Table of Contents
What is Copper Sulfate?
Although copper is a crucial mineral, present everywhere in the environment, including water and food, copper sulfate is an inorganic and toxic compound. It has few to no human uses, but it has quite a few environmental applications, which is why it is being used in a wide variety of products.
The problem with this compound is that it is extremely toxic, which is why it is primarily used in killing bacteria, but also plants, snails, and fungi. Its properties make it useful in agriculture and its versatility allows it to be included in a wide variety of other sections.
In this regard, copper sulfate, when mixed with ammonium carbonate, is currently used in horticulture and the compound itself is effective in both clearing the swimming pools, prevent and treat parasitic infections in aquarium fishes and to kill off the snails, especially in agriculture.
Also, it is being used to control the algae population, without harming the environment, because it only takes a low amount to do the job.
Copper Sulfate Benefits
Copper Sulfate has extremely limited human uses, especially due to its toxicity. As a general use, however, it is beneficial in treating phosphorus burns at skin level, but the medical supervision is absolutely required, due to the dangers that may arrive as a result of the uncontrolled use. Other than that, its applications are mainly environmental and they deal mostly with eradicating the pests, being used as both a pesticide and an herbicide.
For a large portion of the time, copper sulfate was even essential in reducing the impact of malaria, by significantly cutting down the mosquito population.
Copper Sulfate Side-effects
Copper sulfate acts as an irritant, which means that will affect the skin at contact, the eyes and the lungs in case it is inhaled. The symptoms include rash, inflammation, ulceration and redness. Curious though, it is only moderately toxic upon oral ingestion, especially since it automatically triggers vomiting when reaching inside the digestive tract.
However, provided that it is retained in the stomach mucus, the symptoms will be greatly increased and the results can be quite damaging.
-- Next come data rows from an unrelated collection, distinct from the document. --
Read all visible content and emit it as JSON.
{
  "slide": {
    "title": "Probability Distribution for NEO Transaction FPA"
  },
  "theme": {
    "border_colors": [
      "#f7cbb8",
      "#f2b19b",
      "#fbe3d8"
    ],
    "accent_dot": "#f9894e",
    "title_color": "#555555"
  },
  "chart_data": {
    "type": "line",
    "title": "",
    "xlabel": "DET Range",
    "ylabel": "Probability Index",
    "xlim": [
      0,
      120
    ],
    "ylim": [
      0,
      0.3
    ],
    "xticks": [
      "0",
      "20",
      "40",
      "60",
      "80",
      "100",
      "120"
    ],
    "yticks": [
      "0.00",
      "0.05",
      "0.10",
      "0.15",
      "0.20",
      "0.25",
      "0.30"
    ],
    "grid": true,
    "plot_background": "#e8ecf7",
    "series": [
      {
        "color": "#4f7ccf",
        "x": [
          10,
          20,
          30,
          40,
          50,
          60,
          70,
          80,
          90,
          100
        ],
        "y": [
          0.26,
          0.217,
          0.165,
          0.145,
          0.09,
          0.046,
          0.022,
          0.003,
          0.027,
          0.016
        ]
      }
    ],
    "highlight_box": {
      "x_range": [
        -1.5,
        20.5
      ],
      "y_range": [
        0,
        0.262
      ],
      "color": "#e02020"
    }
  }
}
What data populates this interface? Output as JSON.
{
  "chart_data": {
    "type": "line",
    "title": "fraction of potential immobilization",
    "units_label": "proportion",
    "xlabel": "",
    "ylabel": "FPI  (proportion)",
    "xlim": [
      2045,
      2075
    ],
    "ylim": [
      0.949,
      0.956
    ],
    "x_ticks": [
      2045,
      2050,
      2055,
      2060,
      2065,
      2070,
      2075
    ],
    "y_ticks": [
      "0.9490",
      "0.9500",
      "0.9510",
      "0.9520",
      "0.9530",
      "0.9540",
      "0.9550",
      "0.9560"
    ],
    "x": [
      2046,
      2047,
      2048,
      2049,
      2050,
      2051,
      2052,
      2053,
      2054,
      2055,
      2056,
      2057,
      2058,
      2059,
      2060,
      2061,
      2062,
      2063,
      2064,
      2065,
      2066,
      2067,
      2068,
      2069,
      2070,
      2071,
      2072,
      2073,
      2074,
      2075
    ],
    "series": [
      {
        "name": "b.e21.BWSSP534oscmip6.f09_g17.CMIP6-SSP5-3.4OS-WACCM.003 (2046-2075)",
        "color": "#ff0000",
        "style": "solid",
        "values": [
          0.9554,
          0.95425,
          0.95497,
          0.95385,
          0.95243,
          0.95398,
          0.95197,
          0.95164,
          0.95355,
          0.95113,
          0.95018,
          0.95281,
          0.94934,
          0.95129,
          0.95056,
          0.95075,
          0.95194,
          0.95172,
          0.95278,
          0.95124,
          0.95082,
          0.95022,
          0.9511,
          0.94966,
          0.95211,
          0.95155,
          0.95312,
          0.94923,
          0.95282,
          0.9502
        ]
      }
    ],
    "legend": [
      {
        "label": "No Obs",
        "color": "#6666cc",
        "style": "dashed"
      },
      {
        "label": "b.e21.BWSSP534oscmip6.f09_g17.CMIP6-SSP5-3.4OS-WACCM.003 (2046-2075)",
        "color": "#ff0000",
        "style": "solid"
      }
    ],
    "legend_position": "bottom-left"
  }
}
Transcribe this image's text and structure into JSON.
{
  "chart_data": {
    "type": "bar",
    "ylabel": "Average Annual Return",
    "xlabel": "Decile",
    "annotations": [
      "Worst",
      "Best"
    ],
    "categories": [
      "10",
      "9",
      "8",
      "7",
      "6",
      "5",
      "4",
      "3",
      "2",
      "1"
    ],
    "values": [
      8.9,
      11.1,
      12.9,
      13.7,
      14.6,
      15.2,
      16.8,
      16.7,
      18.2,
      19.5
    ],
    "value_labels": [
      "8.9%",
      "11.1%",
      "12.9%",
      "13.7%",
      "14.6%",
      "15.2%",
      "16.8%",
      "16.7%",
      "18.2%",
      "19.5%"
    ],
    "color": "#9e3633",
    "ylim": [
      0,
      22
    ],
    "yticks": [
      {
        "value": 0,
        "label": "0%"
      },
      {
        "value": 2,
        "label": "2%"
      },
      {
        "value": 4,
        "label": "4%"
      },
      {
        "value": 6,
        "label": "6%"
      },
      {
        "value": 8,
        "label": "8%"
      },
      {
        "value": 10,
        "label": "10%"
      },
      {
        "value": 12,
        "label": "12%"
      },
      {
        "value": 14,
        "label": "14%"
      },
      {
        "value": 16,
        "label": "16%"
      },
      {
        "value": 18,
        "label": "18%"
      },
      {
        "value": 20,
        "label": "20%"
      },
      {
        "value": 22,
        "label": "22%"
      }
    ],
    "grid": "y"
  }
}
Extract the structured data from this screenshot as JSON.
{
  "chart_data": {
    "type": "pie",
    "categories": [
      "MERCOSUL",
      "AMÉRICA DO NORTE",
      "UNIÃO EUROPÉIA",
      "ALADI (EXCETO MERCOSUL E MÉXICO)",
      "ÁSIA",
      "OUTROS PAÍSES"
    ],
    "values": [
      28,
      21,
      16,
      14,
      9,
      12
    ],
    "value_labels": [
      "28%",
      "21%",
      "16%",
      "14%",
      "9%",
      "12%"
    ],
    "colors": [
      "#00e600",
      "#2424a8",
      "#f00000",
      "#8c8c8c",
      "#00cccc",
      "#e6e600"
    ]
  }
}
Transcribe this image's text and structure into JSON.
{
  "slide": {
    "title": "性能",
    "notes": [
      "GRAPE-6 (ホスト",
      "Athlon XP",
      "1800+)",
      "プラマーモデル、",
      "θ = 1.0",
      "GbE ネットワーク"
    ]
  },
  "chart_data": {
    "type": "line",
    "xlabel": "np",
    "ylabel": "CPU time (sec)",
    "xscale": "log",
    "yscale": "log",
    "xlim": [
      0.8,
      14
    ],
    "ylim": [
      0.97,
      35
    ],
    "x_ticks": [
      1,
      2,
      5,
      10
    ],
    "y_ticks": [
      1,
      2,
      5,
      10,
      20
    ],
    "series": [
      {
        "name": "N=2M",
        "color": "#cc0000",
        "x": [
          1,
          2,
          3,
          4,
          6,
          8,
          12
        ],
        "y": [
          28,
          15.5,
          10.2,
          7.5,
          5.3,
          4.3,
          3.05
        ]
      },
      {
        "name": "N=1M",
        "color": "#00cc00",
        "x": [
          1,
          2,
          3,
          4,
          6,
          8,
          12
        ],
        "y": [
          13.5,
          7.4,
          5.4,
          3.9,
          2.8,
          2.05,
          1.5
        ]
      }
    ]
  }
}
The first noticeable symptom will be the metallic taste in the mouth, followed by a chest burn, headache, nausea and vomiting and the personal signature, which is yellow skin coloration.
As a result of the poisoning, the individual may experience organ damage, including kidneys, liver and brain and the need for medical attention is urgent. Copper sulfate is also toxic to the environment, due to its high water solubility, but also because it resides mostly on the surface, where it can easily bind to organic matter.
Copper Sulfate Sources
The usual sources for copper sulfate are industrial pesticides, as well as a wide range of other products, mainly used in agriculture, both at industrial scale and for household use.
How much should you take?
Well, since it is a toxic mix, you should not take it at all. It is not made for human consumption and whenever being subjected to it, you should seek medical attention, because the symptoms can worsen at a moment’s notice.